Sunday, April 13, 2008

What is open source hardware? Part 1

What is open source hardware really, and why is it so much harder to define than open source software? Recently, there seem to be many attempts to define Open Source hardware, but very little agreement, and certainly no official "expert" who can claim the answer. So where to start? Well, there appear to be two parts of this question:
  1. First, what is Open Source hardware?
  2. Second, what are the collaboration rules of open source hardware and how are they different from Open Source software?
Before we begin, we need to understand how Open Source hardware (OSH) is different than Open Source software (OSS):
  • OSH is tangible, OSS is intangible
  • Each OSH product must be manufactured, whereas OSS can be replicated infinitely
  • OSH requires $10k's of fixed investment (equipment) and $1k's of variable cost (pcb runs and parts), OSS requires $1k's of one-time investment (PC) and $10's of variable cost thereafter (e.g. internet connection)
  • OSH involves making physical things, and there is a cost scale barrier for most products; that is it costs a hardware hacker $500 to make a single $50 product from the ground up, but if he can find 100 other people, the product now costs $55
  • OSH requires specialized roles for circuitry, pcb, placement, and soldering design that require contracted services from companies that maintain complex machinery, whereas OSS is generally the same role easily accomplished by a single person start to finish

So what is Open Source hardware?
If we believe the list above, Open Source hardware is about manufacturing and building real stuff, is an order of magnitude more expensive than software, and requires lots of people and companies to pull off.
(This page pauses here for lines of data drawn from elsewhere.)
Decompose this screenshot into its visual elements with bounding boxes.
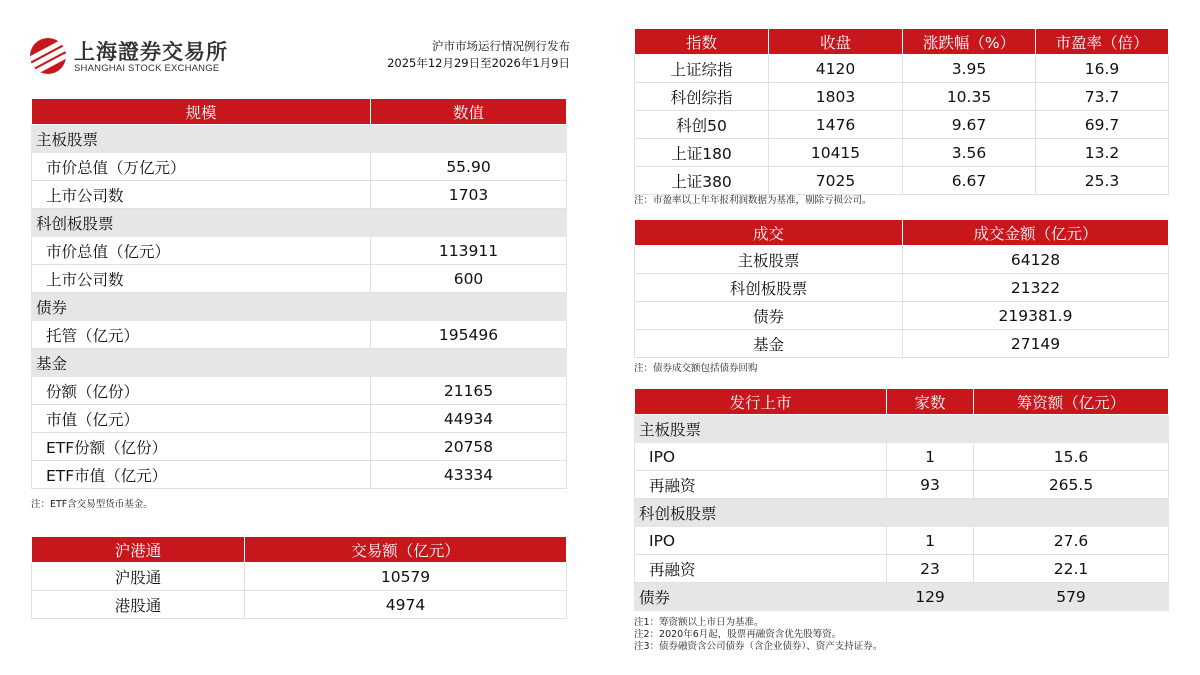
column-header: 沪港通 — [32, 537, 245, 563]
index-pe: 73.7 — [1036, 83, 1169, 111]
section-row — [635, 499, 1169, 527]
index-close: 7025 — [769, 167, 903, 195]
row-value: 1703 — [371, 181, 567, 209]
section-label: 债券 — [32, 293, 567, 321]
issuance-note: 注1：筹资额以上市日为基准。 — [634, 617, 764, 628]
column-header: 发行上市 — [635, 389, 887, 415]
table-row — [635, 527, 1169, 555]
index-name: 上证综指 — [635, 55, 769, 83]
logo-english-name: SHANGHAI STOCK EXCHANGE — [74, 63, 220, 74]
row-label: ETF份额（亿份） — [32, 433, 371, 461]
section-label: 主板股票 — [32, 125, 567, 153]
table-row — [32, 153, 567, 181]
section-row — [32, 293, 567, 321]
turnover-note: 注：债券成交额包括债券回购 — [634, 363, 758, 374]
section-label: 科创板股票 — [32, 209, 567, 237]
column-header: 交易额（亿元） — [245, 537, 567, 563]
table-header-row — [635, 220, 1169, 246]
row-value: 44934 — [371, 405, 567, 433]
table-row — [635, 330, 1169, 358]
table-row — [635, 443, 1169, 471]
row-label: 上市公司数 — [32, 265, 371, 293]
row-amount: 22.1 — [974, 555, 1169, 583]
index-change: 3.95 — [903, 55, 1036, 83]
section-label: 主板股票 — [635, 415, 1169, 443]
row-value: 21165 — [371, 377, 567, 405]
row-label: 债券 — [635, 302, 903, 330]
index-pe: 13.2 — [1036, 139, 1169, 167]
row-value: 43334 — [371, 461, 567, 489]
index-name: 科创50 — [635, 111, 769, 139]
row-value: 219381.9 — [903, 302, 1169, 330]
index-pe: 69.7 — [1036, 111, 1169, 139]
scale-note: 注：ETF含交易型货币基金。 — [31, 499, 153, 510]
row-value: 27149 — [903, 330, 1169, 358]
report-date-range: 2025年12月29日至2026年1月9日 — [387, 56, 570, 70]
table-row — [32, 181, 567, 209]
sse-emblem-icon — [30, 38, 66, 74]
index-close: 10415 — [769, 139, 903, 167]
row-count: 1 — [887, 527, 974, 555]
table-row — [635, 246, 1169, 274]
index-name: 上证380 — [635, 167, 769, 195]
row-value: 55.90 — [371, 153, 567, 181]
index-pe: 16.9 — [1036, 55, 1169, 83]
row-amount: 27.6 — [974, 527, 1169, 555]
section-label: 基金 — [32, 349, 567, 377]
table-row — [635, 55, 1169, 83]
index-pe: 25.3 — [1036, 167, 1169, 195]
column-header: 指数 — [635, 29, 769, 55]
table-header-row — [635, 29, 1169, 55]
index-close: 4120 — [769, 55, 903, 83]
table-row — [32, 433, 567, 461]
connect-table — [31, 536, 567, 619]
section-row — [32, 209, 567, 237]
index-table — [634, 28, 1169, 195]
row-label: IPO — [635, 527, 887, 555]
column-header: 收盘 — [769, 29, 903, 55]
section-row — [32, 349, 567, 377]
table-header-row — [32, 537, 567, 563]
table-row — [635, 111, 1169, 139]
row-label: 再融资 — [635, 471, 887, 499]
row-count: 129 — [887, 583, 974, 611]
index-change: 6.67 — [903, 167, 1036, 195]
table-row — [635, 583, 1169, 611]
row-value: 20758 — [371, 433, 567, 461]
row-label: 市值（亿元） — [32, 405, 371, 433]
section-label: 科创板股票 — [635, 499, 1169, 527]
index-change: 10.35 — [903, 83, 1036, 111]
report-header — [30, 34, 570, 78]
row-label: 上市公司数 — [32, 181, 371, 209]
scale-table — [31, 98, 567, 489]
row-label: 基金 — [635, 330, 903, 358]
row-value: 600 — [371, 265, 567, 293]
table-row — [32, 377, 567, 405]
row-label: 主板股票 — [635, 246, 903, 274]
report-title: 沪市市场运行情况例行发布 — [432, 39, 570, 53]
row-label: IPO — [635, 443, 887, 471]
row-amount: 265.5 — [974, 471, 1169, 499]
table-row — [635, 471, 1169, 499]
table-row — [32, 461, 567, 489]
column-header: 数值 — [371, 99, 567, 125]
issuance-table — [634, 388, 1169, 611]
row-amount: 579 — [974, 583, 1169, 611]
row-value: 113911 — [371, 237, 567, 265]
table-row — [635, 167, 1169, 195]
row-value: 64128 — [903, 246, 1169, 274]
row-count: 1 — [887, 443, 974, 471]
table-row — [32, 321, 567, 349]
table-row — [635, 274, 1169, 302]
issuance-note: 注2：2020年6月起，股票再融资含优先股筹资。 — [634, 629, 842, 640]
row-label: 港股通 — [32, 591, 245, 619]
row-label: 市价总值（万亿元） — [32, 153, 371, 181]
row-value: 21322 — [903, 274, 1169, 302]
table-header-row — [32, 99, 567, 125]
column-header: 规模 — [32, 99, 371, 125]
table-row — [635, 139, 1169, 167]
table-row — [32, 265, 567, 293]
row-label: 债券 — [635, 583, 887, 611]
index-close: 1476 — [769, 111, 903, 139]
index-name: 科创综指 — [635, 83, 769, 111]
section-row — [635, 415, 1169, 443]
row-count: 93 — [887, 471, 974, 499]
row-label: 科创板股票 — [635, 274, 903, 302]
row-label: ETF市值（亿元） — [32, 461, 371, 489]
sse-logo — [30, 36, 230, 76]
column-header: 筹资额（亿元） — [974, 389, 1169, 415]
table-row — [32, 591, 567, 619]
table-header-row — [635, 389, 1169, 415]
row-value: 4974 — [245, 591, 567, 619]
column-header: 涨跌幅（%） — [903, 29, 1036, 55]
row-label: 份额（亿份） — [32, 377, 371, 405]
table-row — [32, 405, 567, 433]
row-value: 195496 — [371, 321, 567, 349]
index-note: 注：市盈率以上年年报利润数据为基准，剔除亏损公司。 — [634, 195, 872, 206]
logo-chinese-name: 上海證券交易所 — [74, 39, 228, 64]
table-row — [32, 237, 567, 265]
table-row — [635, 83, 1169, 111]
column-header: 成交金额（亿元） — [903, 220, 1169, 246]
row-label: 市价总值（亿元） — [32, 237, 371, 265]
turnover-table — [634, 219, 1169, 358]
column-header: 家数 — [887, 389, 974, 415]
issuance-note: 注3：债券融资含公司债券（含企业债券）、资产支持证券。 — [634, 641, 883, 652]
column-header: 市盈率（倍） — [1036, 29, 1169, 55]
index-name: 上证180 — [635, 139, 769, 167]
row-label: 托管（亿元） — [32, 321, 371, 349]
row-amount: 15.6 — [974, 443, 1169, 471]
table-row — [635, 302, 1169, 330]
index-change: 3.56 — [903, 139, 1036, 167]
row-label: 再融资 — [635, 555, 887, 583]
row-value: 10579 — [245, 563, 567, 591]
table-row — [32, 563, 567, 591]
table-row — [635, 555, 1169, 583]
index-close: 1803 — [769, 83, 903, 111]
column-header: 成交 — [635, 220, 903, 246]
row-label: 沪股通 — [32, 563, 245, 591]
index-change: 9.67 — [903, 111, 1036, 139]
row-count: 23 — [887, 555, 974, 583]
section-row — [32, 125, 567, 153]
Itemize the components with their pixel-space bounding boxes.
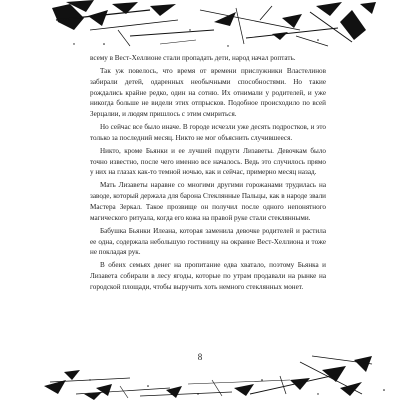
ornament-line (212, 380, 222, 396)
ornament-shard (272, 32, 288, 40)
ornament-line (160, 40, 196, 44)
paragraph: Мать Лизаветы наравне со многими другими горожанами трудилась на заводе, который держала для барона Стеклянные Пальцы, как в народе звали Мастера Зеркал. Такое прозвище он получил после одного непонятного магического ритуала, когда его кожа на правой руке стали стеклянными. (90, 181, 326, 222)
ornament-line (296, 36, 328, 46)
ornament-line (130, 30, 214, 36)
top-ornament (0, 0, 400, 55)
bottom-ornament (0, 350, 400, 400)
ornament-shard (360, 2, 376, 14)
ornament-dot (317, 39, 319, 41)
ornament-shard (88, 10, 108, 26)
ornament-line (280, 376, 286, 394)
ornament-shard (340, 10, 366, 40)
ornament-dot (197, 393, 198, 394)
body-text (90, 53, 326, 293)
ornament-line (118, 30, 130, 46)
ornament-dot (89, 379, 90, 380)
ornament-line (236, 8, 244, 44)
page-number: 8 (197, 352, 203, 362)
ornament-shard (64, 370, 80, 380)
ornament-line (260, 6, 272, 20)
ornament-dot (261, 379, 263, 381)
paragraph: Никто, кроме Бьянки и ее лучшей подруги Лизаветы. Девочкам было точно известно, после чего именно все началось. Ведь это случилось прямо у них на глазах как-то темной ночью, как и сейчас, примерно месяц назад. (90, 146, 326, 177)
ornament-line (140, 392, 232, 396)
paragraph: Бабушка Бьянки Илеана, которая заменила девочке родителей и растила ее одна, содержала небольшую гостиницу на окраине Вест-Хеллиона и тоже не покладая рук. (90, 226, 326, 257)
paragraph: Так уж повелось, что время от времени прислужники Властелинов забирали детей, одаренных необычными способностями. Но такие рождались крайне редко, один на сотню. Их отнимали у родителей, и уже никогда больше не видели этих отпрысков. Подобное происходило по всей Зерцалии, и людям пришлось с этим смириться. (90, 66, 326, 119)
ornament-dot (383, 389, 385, 391)
paragraph: всему в Вест-Хеллионе стали пропадать дети, народ начал роптать. (90, 54, 296, 62)
ornament-shard (282, 14, 302, 28)
ornament-line (300, 362, 362, 394)
ornament-line (250, 374, 340, 394)
ornament-shard (150, 4, 176, 16)
ornament-dot (317, 393, 318, 394)
ornament-dot (147, 385, 149, 387)
ornament-dot (189, 29, 190, 30)
ornament-shard (214, 12, 236, 26)
ornament-line (120, 386, 128, 398)
paragraph: В обеих семьях денег на пропитание едва хватало, поэтому Бьянка и Лизавета собирали в лесу ягоды, которые по утрам продавали на рынке на городской площади, чтобы выручить хоть немного стеклянных монет. (90, 261, 326, 291)
ornament-dot (227, 45, 228, 46)
ornament-shard (316, 2, 342, 16)
ornament-dot (73, 43, 74, 44)
ornament-dot (103, 43, 105, 45)
ornament-line (246, 28, 338, 38)
paragraph: Но сейчас все было иначе. В городе исчезли уже десять подростков, и это только за последний месяц. Никто не мог объяснить случившееся. (90, 123, 326, 142)
ornament-line (188, 380, 290, 384)
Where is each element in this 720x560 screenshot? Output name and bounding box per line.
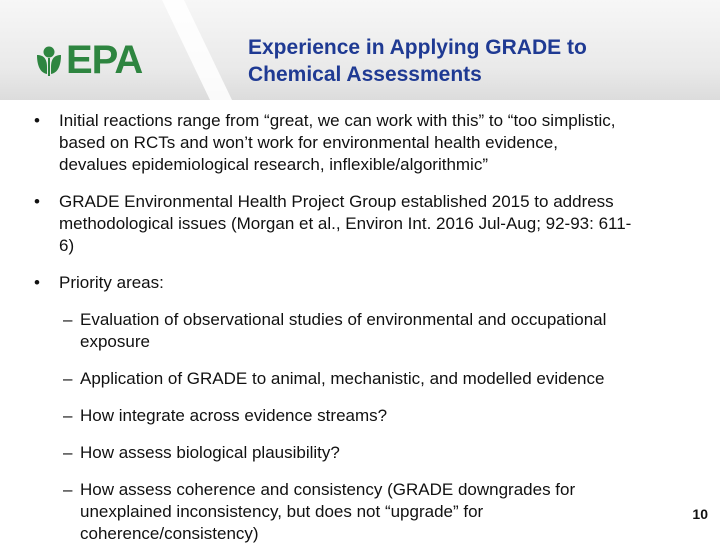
slide-title	[248, 34, 688, 88]
bullet-line: GRADE Environmental Health Project Group established 2015 to address	[59, 192, 614, 211]
bullet-line: methodological issues (Morgan et al., Environ Int. 2016 Jul-Aug; 92-93: 611-	[59, 214, 632, 233]
sub-line: unexplained inconsistency, but does not “upgrade” for	[80, 502, 484, 521]
slide-header	[0, 0, 720, 100]
epa-flower-icon	[34, 43, 64, 77]
sub-item	[34, 309, 684, 353]
sub-line: How integrate across evidence streams?	[80, 406, 388, 425]
bullet-line: 6)	[59, 236, 75, 255]
sub-line: Application of GRADE to animal, mechanistic, and modelled evidence	[80, 369, 605, 388]
epa-logo-text: EPA	[66, 38, 143, 82]
epa-logo	[34, 40, 142, 80]
sub-item	[34, 442, 684, 464]
bullet-item	[34, 191, 684, 257]
bullet-line: devalues epidemiological research, inflexible/algorithmic”	[59, 155, 488, 174]
sub-item	[34, 368, 684, 390]
header-divider-shape	[162, 0, 232, 100]
bullet-marker: •	[34, 273, 40, 292]
sub-item	[34, 479, 684, 545]
slide-body	[34, 110, 684, 560]
title-line: Chemical Assessments	[248, 63, 482, 86]
bullet-marker: •	[34, 111, 40, 130]
bullet-line: Priority areas:	[59, 273, 164, 292]
sub-line: Evaluation of observational studies of environmental and occupational	[80, 310, 607, 329]
title-line: Experience in Applying GRADE to	[248, 36, 587, 59]
sub-marker: –	[63, 406, 73, 425]
bullet-item	[34, 110, 684, 176]
sub-line: How assess coherence and consistency (GRADE downgrades for	[80, 480, 576, 499]
bullet-item	[34, 272, 684, 294]
sub-line: How assess biological plausibility?	[80, 443, 340, 462]
page-number: 10	[692, 506, 708, 522]
sub-item	[34, 405, 684, 427]
sub-marker: –	[63, 369, 73, 388]
bullet-line: based on RCTs and won’t work for environmental health evidence,	[59, 133, 558, 152]
sub-marker: –	[63, 310, 73, 329]
bullet-line: Initial reactions range from “great, we can work with this” to “too simplistic,	[59, 111, 616, 130]
sub-marker: –	[63, 480, 73, 499]
sub-marker: –	[63, 443, 73, 462]
sub-line: coherence/consistency)	[80, 524, 259, 543]
sub-line: exposure	[80, 332, 150, 351]
bullet-marker: •	[34, 192, 40, 211]
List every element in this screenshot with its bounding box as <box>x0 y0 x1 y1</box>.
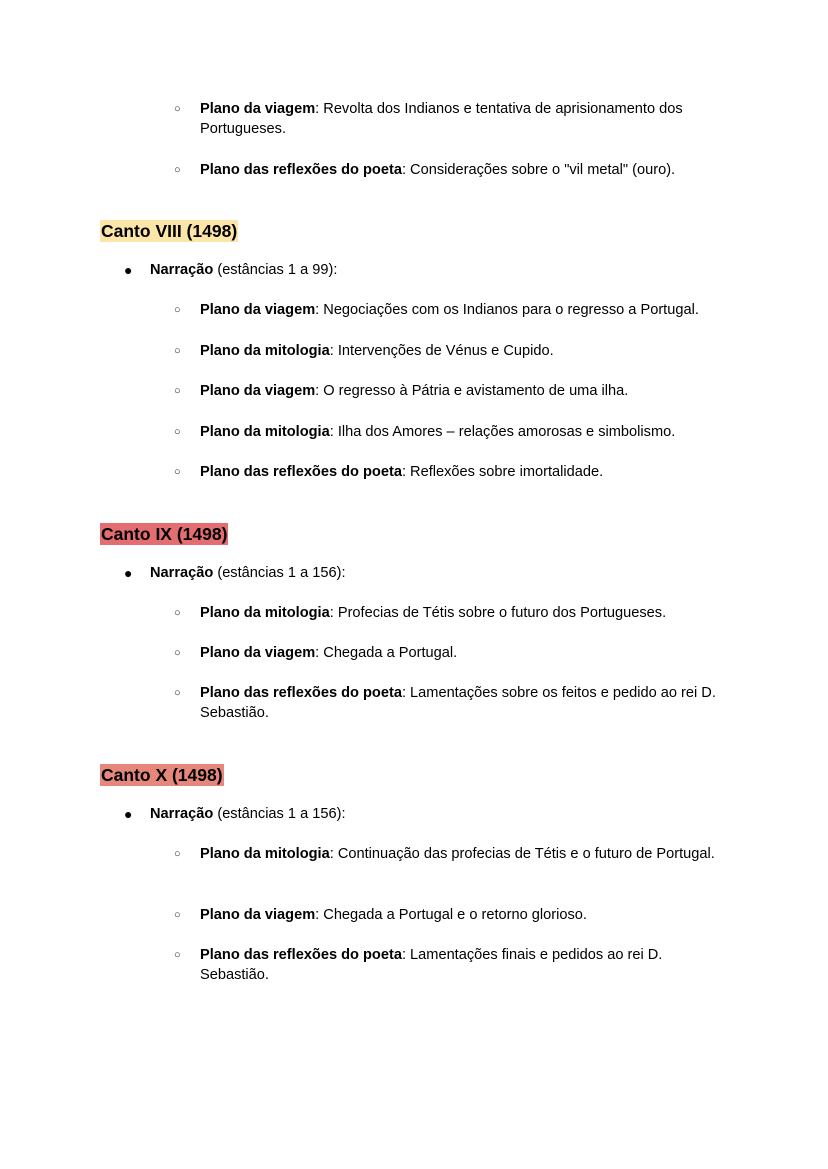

Classical economics would say open source hardware is the production of tangible assets victimized by scale economies and belabored by high coordination and transaction costs. I would simply say it's more complex than Open Source software.

The complexities outlined above suggest a root problem; that the success or failure of Open Source hardware is linked closely with what a single individual can achieve within a reasonable personal budget. In part 2, I'll talk more about this; what seems to be the "Open Source Hardware productivity problem"... before Part 3, which will talk about the collaboration rules for Open Source hardware communities.